Setting aside all nervous jokes and cross-cultural discomforts, I must always remember what I relied that night: a straightforward and bottomless YES" endquote

I myself have met many masters both in the United States and in India and Nepal. To even meet one realized being in a lifetime is a very amazing experience. I have personally experienced on multiple occasions the universe shifting destiny's molecules for me to intersect with many masters in my life. I feel fortunate indeed in this lifetime to have met so many masters.

A Master's affect on one can be the most difficult to survive in ones lifetime. I am told this happens when a master sees a soul has a long journey and enlivens that one for quick travel to the destination of enlightenment. If so, then the teacher who was my teacher in childhood until my early twenties whose spiritual name is Lotus was the most influential in my life.

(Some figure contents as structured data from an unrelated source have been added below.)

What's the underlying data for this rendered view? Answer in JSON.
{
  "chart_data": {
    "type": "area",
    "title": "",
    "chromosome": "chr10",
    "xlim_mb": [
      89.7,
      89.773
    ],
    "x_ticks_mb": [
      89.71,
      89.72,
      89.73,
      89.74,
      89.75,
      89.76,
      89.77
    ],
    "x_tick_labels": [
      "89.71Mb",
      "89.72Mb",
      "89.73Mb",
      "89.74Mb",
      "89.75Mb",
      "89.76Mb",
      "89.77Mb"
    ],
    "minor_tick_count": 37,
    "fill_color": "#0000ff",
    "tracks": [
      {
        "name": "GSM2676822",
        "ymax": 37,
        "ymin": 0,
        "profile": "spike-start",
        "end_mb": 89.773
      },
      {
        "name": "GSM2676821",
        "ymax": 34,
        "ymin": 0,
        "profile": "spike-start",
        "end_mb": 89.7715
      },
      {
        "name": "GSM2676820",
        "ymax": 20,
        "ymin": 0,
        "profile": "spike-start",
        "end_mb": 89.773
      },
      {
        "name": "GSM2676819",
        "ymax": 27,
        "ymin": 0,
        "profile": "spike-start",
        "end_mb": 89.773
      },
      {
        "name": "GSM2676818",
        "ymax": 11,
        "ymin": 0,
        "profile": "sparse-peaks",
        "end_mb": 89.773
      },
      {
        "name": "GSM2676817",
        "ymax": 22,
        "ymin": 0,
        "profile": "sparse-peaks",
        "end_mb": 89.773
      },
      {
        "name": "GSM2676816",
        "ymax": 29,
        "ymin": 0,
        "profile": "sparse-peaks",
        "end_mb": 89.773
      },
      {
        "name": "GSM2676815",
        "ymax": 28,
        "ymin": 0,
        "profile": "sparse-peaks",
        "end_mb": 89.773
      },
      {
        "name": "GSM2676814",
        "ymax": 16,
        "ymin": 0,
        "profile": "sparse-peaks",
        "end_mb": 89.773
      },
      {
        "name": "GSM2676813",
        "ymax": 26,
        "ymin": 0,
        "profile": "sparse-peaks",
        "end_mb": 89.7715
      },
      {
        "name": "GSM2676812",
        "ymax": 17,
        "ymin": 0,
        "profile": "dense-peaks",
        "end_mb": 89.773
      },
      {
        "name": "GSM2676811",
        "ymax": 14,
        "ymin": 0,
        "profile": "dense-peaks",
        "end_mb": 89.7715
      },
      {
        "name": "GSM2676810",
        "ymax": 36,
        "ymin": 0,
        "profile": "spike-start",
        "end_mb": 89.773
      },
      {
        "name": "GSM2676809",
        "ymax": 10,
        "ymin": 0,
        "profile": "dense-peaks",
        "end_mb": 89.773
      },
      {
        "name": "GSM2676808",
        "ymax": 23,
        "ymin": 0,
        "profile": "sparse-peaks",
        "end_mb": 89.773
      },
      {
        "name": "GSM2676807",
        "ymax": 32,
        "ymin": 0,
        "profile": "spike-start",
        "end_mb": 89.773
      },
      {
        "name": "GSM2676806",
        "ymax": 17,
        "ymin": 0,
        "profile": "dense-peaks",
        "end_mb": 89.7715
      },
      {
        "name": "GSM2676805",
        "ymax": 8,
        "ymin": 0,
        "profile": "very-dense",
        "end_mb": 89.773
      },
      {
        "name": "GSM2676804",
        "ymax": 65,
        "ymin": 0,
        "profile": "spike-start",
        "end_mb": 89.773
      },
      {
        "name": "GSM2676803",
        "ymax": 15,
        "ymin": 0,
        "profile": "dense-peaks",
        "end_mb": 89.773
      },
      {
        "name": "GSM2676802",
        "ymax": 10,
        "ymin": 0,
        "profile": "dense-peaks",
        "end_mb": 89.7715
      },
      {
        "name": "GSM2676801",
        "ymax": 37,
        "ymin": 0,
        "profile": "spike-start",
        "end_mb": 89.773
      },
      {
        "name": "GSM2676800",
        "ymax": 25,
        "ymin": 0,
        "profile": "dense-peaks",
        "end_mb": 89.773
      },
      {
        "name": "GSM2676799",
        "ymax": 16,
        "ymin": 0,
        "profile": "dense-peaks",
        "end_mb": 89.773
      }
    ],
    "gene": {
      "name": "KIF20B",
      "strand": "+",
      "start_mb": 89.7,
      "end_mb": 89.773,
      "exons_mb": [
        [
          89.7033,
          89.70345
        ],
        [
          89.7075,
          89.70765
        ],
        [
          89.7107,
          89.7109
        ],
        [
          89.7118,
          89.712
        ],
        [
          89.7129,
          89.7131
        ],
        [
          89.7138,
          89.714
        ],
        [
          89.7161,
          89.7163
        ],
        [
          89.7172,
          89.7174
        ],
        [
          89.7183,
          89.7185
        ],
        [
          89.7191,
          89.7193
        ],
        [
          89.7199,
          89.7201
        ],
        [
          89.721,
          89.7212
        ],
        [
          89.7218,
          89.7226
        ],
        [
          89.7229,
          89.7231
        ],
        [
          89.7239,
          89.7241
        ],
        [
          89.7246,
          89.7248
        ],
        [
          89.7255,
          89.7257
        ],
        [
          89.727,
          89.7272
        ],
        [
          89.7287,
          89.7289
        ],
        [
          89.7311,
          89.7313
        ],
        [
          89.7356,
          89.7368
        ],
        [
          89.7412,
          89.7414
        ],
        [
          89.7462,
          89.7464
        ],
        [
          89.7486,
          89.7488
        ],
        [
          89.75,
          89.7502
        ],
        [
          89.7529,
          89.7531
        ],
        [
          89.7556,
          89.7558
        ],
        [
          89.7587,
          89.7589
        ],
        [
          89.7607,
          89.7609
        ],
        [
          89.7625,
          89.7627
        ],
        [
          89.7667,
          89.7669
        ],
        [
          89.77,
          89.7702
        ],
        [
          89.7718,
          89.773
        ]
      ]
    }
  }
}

There is another master that I called Geshela, a Tibetan Lama that I met first in Santa Cruz, California in 1983 and then in Bodhgaya, India with my wife and kids in late 1985. Geshela was known for his long life White Tara initiation world wide(which my family and I received from him in santa cruz, Ca. in 1983). He did "Mo" for me on many occasions which is Tibetan divining. He reminded me in many ways of a Catholic Priest except that he began his training at age 6, several thousand miles away from his parents in Kham. He was trained in Lhasa, Tibet and left with the Dalai Lama around 1960 and migrated while being straffed by Chinese fighter jets all the way to India. He saw many Tibetans being shot by planes and freezing to death before reaching India and Freedom . Even thought Geshela was a very brilliant and talented man I could see growing up without his parents nearby took a toll on him as well as watching his Tibetan culture be destroyed(at least in Tibet). So even though people may become enlightened they still have real problems the deal with. I think it is important for all of us to realize this. Not being raised by his parents, watching friends be shot at and die from fighter planes and freezing to death and having to live in two new cultures, India and the United States as a Tibetan Buddhist teacher and Tibetan refugee took a toll on him. However, he carried it well with Honor and with Peace.